The first building in the new community was a print shop that had the first rotogravure presses west of Chicago. The Atascadero Printery is now a listed building on the National Register of Historic Places. The architectural centerpiece of the town was the city hall and museum, an Italian Renaissance–style building built of local-clay bricks that was damaged in the 2003 San Simeon earthquake. It is no. 958 on the list of California Historical Landmarks.

In Atascadero, Lewis also built what was claimed to be the "largest dehydrating plant in the world," which supplied the U.S. Army with dehydrated vegetables. Profits from this venture went towards the acquisition of 16,000 acres of leases in Wyoming, where he drilled for oil with scant success. When the war ended, the U.S. government canceled the dehydrating plant contract and Lewis found himself once more in dire financial straits.

==Palos Verdes Project==
Around 1922, Lewis acquired options to buy 16,000 acres of land on the Palos Verdes peninsula from banker Frank A. Vanderlip. He drew up plans for a new city on the peninsula, the construction of which was to be financed by the sale of sale of trust indenture notes. Although the project generated much publicity and thousands of people attended sales meetings in 1922, the project's detractors managed to create a great deal of controversy around it. Lewis's involvement with the project ended in 1923, and he declared bankruptcy in 1924.

==Later life and death==
In 1927, Lewis was indicted for the second time for conspiracy to use the U.S. mail system to defraud people. Acting as his own attorney, he was found guilty and sentenced to five years at the McNeil Island Federal Prison.

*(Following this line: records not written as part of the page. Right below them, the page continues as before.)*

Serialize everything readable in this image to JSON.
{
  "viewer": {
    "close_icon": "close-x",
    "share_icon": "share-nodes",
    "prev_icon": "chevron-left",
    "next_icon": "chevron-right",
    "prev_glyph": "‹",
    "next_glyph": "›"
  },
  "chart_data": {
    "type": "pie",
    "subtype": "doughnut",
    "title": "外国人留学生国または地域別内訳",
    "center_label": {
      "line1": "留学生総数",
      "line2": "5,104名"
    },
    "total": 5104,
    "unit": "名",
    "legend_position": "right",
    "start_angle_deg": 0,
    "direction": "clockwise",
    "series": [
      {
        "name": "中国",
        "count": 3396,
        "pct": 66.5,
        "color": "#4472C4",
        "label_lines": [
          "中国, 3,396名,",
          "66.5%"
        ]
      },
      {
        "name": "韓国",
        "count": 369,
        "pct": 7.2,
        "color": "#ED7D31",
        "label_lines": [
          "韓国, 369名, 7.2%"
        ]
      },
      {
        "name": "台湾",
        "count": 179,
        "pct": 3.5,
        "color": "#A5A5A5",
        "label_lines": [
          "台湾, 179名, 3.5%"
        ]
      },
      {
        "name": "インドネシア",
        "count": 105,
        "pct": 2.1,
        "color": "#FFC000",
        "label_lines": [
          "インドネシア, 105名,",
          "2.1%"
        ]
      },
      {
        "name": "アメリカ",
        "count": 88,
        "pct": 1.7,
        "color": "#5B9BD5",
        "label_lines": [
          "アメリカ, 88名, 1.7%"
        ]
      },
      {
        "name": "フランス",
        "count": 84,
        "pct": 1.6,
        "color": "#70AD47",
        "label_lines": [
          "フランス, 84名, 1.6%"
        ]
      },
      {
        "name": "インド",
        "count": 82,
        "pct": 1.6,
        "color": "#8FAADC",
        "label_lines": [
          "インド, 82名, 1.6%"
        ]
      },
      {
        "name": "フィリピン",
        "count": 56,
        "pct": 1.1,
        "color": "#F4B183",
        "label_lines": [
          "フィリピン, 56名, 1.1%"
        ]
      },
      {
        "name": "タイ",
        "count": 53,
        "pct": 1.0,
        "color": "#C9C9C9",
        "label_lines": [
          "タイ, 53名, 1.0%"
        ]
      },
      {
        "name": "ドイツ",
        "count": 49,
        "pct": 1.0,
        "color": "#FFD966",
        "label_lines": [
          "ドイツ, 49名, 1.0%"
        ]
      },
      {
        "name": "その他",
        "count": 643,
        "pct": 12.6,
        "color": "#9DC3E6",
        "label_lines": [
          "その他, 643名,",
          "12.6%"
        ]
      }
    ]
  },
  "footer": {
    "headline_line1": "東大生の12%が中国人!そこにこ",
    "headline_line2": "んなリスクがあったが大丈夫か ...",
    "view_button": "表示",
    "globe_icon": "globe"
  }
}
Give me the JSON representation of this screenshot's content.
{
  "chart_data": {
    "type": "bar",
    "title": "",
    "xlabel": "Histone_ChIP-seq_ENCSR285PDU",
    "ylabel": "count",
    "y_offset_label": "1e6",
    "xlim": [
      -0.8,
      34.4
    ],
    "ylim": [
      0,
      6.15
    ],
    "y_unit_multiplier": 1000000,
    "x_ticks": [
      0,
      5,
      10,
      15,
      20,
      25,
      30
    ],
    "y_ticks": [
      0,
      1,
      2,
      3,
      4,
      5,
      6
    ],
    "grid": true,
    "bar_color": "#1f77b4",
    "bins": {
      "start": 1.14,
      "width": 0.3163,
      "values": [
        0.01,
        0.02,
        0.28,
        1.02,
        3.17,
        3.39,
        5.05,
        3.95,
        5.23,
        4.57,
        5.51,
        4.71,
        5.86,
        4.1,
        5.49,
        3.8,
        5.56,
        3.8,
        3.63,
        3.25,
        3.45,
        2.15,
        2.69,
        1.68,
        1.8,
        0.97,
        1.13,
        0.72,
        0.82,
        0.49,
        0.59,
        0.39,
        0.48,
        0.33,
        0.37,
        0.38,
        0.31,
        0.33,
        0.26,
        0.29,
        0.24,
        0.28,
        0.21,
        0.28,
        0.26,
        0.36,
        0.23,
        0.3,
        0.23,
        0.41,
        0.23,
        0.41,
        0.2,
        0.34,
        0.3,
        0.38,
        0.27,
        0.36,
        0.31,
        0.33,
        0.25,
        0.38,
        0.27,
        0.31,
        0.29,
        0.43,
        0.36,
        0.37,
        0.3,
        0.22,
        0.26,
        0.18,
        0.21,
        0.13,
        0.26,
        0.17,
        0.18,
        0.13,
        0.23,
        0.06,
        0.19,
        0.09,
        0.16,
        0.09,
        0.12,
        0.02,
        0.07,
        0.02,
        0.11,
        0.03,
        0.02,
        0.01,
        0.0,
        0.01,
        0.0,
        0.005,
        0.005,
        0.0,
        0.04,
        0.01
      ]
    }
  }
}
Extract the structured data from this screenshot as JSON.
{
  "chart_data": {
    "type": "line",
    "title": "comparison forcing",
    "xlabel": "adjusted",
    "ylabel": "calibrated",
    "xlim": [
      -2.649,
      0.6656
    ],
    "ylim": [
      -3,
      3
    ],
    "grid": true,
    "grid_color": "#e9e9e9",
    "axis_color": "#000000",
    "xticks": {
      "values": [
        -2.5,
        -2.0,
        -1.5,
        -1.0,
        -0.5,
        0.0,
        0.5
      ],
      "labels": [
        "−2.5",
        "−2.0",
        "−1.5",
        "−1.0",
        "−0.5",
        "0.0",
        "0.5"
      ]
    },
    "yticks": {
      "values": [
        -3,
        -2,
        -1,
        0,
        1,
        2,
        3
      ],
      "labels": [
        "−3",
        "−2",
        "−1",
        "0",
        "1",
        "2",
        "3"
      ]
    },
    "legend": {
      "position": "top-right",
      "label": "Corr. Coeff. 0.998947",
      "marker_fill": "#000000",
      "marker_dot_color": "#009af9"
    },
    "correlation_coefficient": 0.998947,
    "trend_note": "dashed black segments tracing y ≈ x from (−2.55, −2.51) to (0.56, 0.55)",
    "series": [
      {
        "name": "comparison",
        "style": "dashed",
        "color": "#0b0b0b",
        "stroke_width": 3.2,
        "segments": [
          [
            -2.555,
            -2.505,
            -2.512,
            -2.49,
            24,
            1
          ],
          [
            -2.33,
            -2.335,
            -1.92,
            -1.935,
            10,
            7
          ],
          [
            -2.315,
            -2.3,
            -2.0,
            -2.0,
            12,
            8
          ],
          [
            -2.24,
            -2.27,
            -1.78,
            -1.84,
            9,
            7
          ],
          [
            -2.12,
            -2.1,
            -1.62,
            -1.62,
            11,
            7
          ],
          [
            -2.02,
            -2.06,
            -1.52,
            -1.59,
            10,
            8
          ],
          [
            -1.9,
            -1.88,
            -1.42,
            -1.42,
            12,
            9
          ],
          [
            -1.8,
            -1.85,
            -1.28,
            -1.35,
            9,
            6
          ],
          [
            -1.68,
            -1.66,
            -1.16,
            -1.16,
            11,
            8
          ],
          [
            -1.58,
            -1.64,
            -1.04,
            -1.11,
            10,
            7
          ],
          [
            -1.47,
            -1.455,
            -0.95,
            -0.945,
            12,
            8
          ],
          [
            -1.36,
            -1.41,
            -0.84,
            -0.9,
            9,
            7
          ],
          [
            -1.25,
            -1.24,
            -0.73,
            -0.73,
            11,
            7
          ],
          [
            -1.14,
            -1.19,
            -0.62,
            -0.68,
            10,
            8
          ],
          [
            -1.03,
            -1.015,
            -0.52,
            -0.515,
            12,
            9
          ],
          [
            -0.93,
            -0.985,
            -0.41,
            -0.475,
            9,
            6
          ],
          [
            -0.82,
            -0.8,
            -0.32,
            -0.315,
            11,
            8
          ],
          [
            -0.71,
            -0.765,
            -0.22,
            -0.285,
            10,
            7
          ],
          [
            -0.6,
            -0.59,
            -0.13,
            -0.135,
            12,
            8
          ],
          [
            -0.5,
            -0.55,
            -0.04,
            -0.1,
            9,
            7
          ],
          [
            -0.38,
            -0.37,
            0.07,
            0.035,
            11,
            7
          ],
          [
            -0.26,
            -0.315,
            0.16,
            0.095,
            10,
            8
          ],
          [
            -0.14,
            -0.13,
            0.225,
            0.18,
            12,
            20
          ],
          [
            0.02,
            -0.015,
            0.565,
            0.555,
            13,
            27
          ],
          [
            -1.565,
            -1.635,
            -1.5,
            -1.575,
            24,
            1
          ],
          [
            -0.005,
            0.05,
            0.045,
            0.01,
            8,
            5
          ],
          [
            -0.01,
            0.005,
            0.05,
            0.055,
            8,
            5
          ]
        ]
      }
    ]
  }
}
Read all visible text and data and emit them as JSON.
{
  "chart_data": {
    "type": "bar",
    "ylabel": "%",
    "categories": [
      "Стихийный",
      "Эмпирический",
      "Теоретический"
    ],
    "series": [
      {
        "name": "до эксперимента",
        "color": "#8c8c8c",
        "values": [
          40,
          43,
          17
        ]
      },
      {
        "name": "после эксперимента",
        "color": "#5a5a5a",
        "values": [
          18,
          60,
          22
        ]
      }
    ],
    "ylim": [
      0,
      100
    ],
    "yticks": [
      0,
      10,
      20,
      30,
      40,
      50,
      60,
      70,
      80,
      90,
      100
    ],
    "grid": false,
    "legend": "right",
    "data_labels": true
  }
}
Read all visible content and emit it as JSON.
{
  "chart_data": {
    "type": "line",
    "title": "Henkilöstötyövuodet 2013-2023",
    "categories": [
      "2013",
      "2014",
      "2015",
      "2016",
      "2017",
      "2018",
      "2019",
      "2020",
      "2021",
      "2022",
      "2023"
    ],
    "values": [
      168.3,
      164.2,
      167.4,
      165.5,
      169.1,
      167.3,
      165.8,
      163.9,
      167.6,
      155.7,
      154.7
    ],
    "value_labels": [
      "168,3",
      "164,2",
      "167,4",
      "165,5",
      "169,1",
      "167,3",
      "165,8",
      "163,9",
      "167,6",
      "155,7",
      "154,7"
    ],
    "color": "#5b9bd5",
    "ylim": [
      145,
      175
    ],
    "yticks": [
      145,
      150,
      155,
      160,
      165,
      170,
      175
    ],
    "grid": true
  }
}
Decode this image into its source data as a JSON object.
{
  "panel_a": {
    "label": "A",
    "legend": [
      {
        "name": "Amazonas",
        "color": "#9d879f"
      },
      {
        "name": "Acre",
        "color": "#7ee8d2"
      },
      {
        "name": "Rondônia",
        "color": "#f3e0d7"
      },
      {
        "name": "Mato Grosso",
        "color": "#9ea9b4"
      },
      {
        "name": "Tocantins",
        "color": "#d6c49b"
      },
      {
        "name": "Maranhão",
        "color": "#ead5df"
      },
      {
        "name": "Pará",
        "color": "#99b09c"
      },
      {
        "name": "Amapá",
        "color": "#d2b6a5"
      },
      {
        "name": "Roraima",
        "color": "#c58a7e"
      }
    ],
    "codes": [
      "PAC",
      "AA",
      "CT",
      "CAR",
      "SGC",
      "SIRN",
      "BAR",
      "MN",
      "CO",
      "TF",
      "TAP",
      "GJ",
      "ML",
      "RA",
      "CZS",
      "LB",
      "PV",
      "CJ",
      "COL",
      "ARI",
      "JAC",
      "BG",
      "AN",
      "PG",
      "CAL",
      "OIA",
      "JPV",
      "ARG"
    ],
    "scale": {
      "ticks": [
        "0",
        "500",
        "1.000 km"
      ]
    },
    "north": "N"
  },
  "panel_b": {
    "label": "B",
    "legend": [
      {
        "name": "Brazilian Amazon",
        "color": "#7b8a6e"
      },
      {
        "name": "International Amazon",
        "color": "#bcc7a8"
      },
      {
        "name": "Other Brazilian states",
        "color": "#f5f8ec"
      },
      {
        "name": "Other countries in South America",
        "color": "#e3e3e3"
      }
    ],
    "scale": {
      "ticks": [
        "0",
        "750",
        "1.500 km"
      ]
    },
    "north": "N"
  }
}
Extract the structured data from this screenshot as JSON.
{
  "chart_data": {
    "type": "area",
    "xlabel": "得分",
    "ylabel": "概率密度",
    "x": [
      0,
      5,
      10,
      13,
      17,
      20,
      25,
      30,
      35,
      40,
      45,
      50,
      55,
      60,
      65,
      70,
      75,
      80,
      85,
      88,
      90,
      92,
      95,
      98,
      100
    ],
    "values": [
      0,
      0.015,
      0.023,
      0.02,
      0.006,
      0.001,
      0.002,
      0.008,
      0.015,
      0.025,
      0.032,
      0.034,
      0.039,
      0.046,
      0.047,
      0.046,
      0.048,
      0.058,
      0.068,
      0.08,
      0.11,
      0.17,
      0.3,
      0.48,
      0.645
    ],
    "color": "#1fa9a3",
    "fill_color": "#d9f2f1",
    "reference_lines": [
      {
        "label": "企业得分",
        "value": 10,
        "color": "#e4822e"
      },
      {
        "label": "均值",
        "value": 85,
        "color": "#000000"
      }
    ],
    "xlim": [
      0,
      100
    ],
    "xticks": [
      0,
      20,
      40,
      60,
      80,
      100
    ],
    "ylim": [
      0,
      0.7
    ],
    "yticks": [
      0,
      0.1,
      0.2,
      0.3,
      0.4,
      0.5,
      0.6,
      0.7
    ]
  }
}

Little is known about Lewis's subsequent life. He died on August 10, 1950.

==Legacy==
A number of landmarks and events are named after Lewis in University City and Atascadero. In University City, a marker in front of City Hall describes Lewis as a "banker, planner, developer, builder, publisher, inventor, artist, dreamer, [and] visionary" who "left us with a remarkable legacy."

The section of California State Route 41 between Atascadero and Morro Bay is now officially designated the "E.G. Lewis Highway".